Aircraft component repair
The repair of aircraft components is slightly different from a complete overhaul, as the workshop needs only to determine what causes a given defect, rectify that defect, run some bench tests and release the component back to service.
The trouble shooting procedures are generally available in the CMM or the CRM (component repair manual). Therefore, in most common scenarios, the procedure is as follows:
- Check the documentation for a trouble shooting (T/S) procedure applicable to the given defect symptoms
- Carry out all tests in accordance with the procedure
- Determine the fault
- Eliminate the fault in accordance with an appropriate procedure from the CMM/CRM
- Do reassembly tests and release the unit
As simple as this may sound, there is something that every operator or airworthiness provider needs to understand and remember:
Whenever a component is torn down (“opened up”) in a workshop, it is the workshop responsibility to assess its general state (not only with respect to the reported defect, but as a whole). This means, that a simple defect may end up requiring even a complete overhaul if, after the components is opened, it turns out that several parts and subassemblies need replacing due to excessive wear and tear. This always increases costs and is very difficult to plan for because, for parts which are not hard time controlled, it is almost impossible to assess their condition without bench testing them at least.

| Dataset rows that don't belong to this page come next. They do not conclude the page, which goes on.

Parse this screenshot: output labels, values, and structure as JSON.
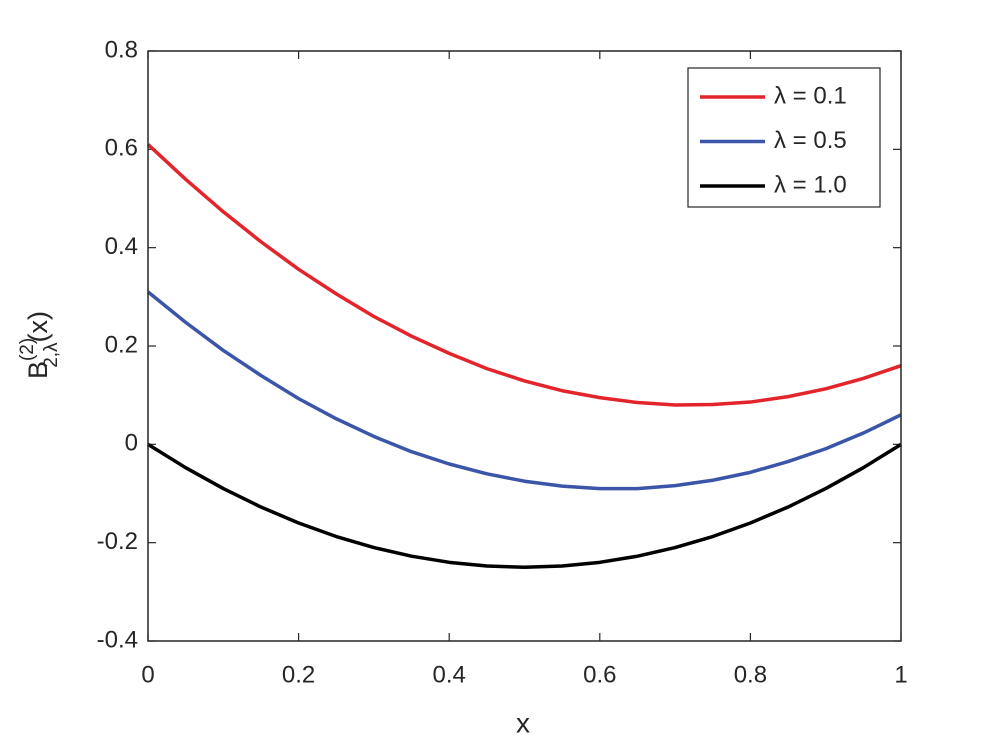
{
  "chart_data": {
    "type": "line",
    "xlabel": "x",
    "ylabel": {
      "base": "B",
      "sup": "(2)",
      "sub": "2,λ",
      "arg": "(x)"
    },
    "x": [
      0,
      0.05,
      0.1,
      0.15,
      0.2,
      0.25,
      0.3,
      0.35,
      0.4,
      0.45,
      0.5,
      0.55,
      0.6,
      0.65,
      0.7,
      0.75,
      0.8,
      0.85,
      0.9,
      0.95,
      1
    ],
    "series": [
      {
        "name": "λ = 0.1",
        "color": "#e3242b",
        "values": [
          0.61,
          0.539,
          0.473,
          0.412,
          0.356,
          0.306,
          0.26,
          0.22,
          0.185,
          0.154,
          0.129,
          0.109,
          0.095,
          0.085,
          0.08,
          0.081,
          0.086,
          0.097,
          0.113,
          0.134,
          0.16
        ]
      },
      {
        "name": "λ = 0.5",
        "color": "#3b55a8",
        "values": [
          0.31,
          0.248,
          0.191,
          0.14,
          0.093,
          0.052,
          0.016,
          -0.015,
          -0.04,
          -0.06,
          -0.075,
          -0.085,
          -0.09,
          -0.09,
          -0.084,
          -0.073,
          -0.057,
          -0.035,
          -0.009,
          0.023,
          0.06
        ]
      },
      {
        "name": "λ = 1.0",
        "color": "#000000",
        "values": [
          0,
          -0.0475,
          -0.09,
          -0.1275,
          -0.16,
          -0.1875,
          -0.21,
          -0.2275,
          -0.24,
          -0.2475,
          -0.25,
          -0.2475,
          -0.24,
          -0.2275,
          -0.21,
          -0.1875,
          -0.16,
          -0.1275,
          -0.09,
          -0.0475,
          0
        ]
      }
    ],
    "xlim": [
      0,
      1
    ],
    "xticks": [
      0,
      0.2,
      0.4,
      0.6,
      0.8,
      1
    ],
    "ylim": [
      -0.4,
      0.8
    ],
    "yticks": [
      -0.4,
      -0.2,
      0,
      0.2,
      0.4,
      0.6,
      0.8
    ],
    "grid": false,
    "legend": "top-right"
  }
}
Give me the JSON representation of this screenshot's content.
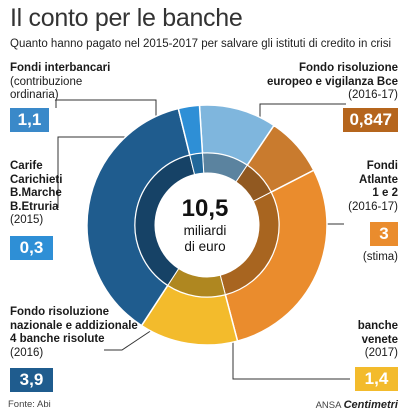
{
  "title": "Il conto per le banche",
  "subtitle": "Quanto hanno pagato nel 2015-2017 per salvare gli istituti di credito in crisi",
  "center": {
    "value": "10,5",
    "line1": "miliardi",
    "line2": "di euro"
  },
  "source": "Fonte: Abi",
  "brand": {
    "prefix": "ANSA",
    "name": "Centimetri"
  },
  "labels": {
    "fondi_interbancari": {
      "title": "Fondi interbancari",
      "sub1": "(contribuzione",
      "sub2": "ordinaria)",
      "value": "1,1"
    },
    "carife": {
      "l1": "Carife",
      "l2": "Carichieti",
      "l3": "B.Marche",
      "l4": "B.Etruria",
      "sub": "(2015)",
      "value": "0,3"
    },
    "fondo_nazionale": {
      "l1": "Fondo risoluzione",
      "l2": "nazionale e addizionale",
      "l3": "4 banche risolute",
      "sub": "(2016)",
      "value": "3,9"
    },
    "fondo_europeo": {
      "l1": "Fondo risoluzione",
      "l2": "europeo e vigilanza Bce",
      "sub": "(2016-17)",
      "value": "0,847"
    },
    "atlante": {
      "l1": "Fondi",
      "l2": "Atlante",
      "l3": "1 e 2",
      "sub": "(2016-17)",
      "value": "3",
      "note": "(stima)"
    },
    "venete": {
      "l1": "banche",
      "l2": "venete",
      "sub": "(2017)",
      "value": "1,4"
    }
  },
  "chart_data": {
    "type": "pie",
    "total": 10.5,
    "slices": [
      {
        "label": "Fondi interbancari (contribuzione ordinaria)",
        "value": 1.1,
        "color": "#7fb6dd"
      },
      {
        "label": "Fondo risoluzione europeo e vigilanza Bce (2016-17)",
        "value": 0.847,
        "color": "#c97b2e"
      },
      {
        "label": "Fondi Atlante 1 e 2 (2016-17)",
        "value": 3,
        "color": "#ea8c2d"
      },
      {
        "label": "banche venete (2017)",
        "value": 1.4,
        "color": "#f3bb2c"
      },
      {
        "label": "Fondo risoluzione nazionale e addizionale 4 banche risolute (2016)",
        "value": 3.9,
        "color": "#1f5c8e"
      },
      {
        "label": "Carife Carichieti B.Marche B.Etruria (2015)",
        "value": 0.3,
        "color": "#2e8fd6"
      }
    ],
    "badge_colors": {
      "blue": "#3a89c9",
      "navy": "#1f5c8e",
      "brown": "#b5651d",
      "orange": "#ea8c2d",
      "yellow": "#f3bb2c",
      "bright_blue": "#2e8fd6"
    }
  }
}
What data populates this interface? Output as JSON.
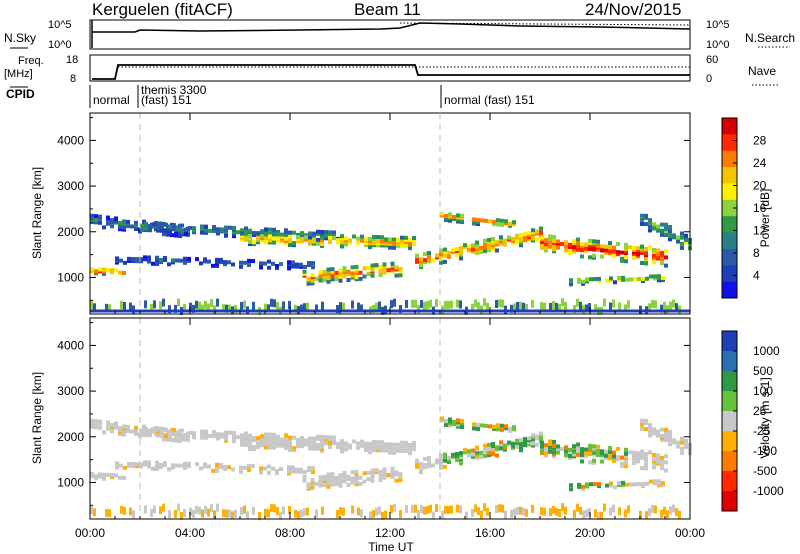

Aircraft component modification
Quite often, components need to be modified. Sometimes the modification is intended to improve the usability of a given component and is voluntary, at other times a modification is required for instance during every overhaul.
Modifications can have several forms, from introductions of new, modified component sub-assemblies to the replacement of software in modern, electronic aircraft components.
A modification is rarely done on its own – most often it is performed during an overhaul or a repair (generally speaking – during a shop visit) of the component. It is either ordered by the operator or airworthiness provider if it is voluntary, or performed by the workshop automatically if it is mandatory.
The fact that a modification has been applied to a given component must be made clear on the release document (EASA Form One) and recorded in the operator’s airworthiness record system.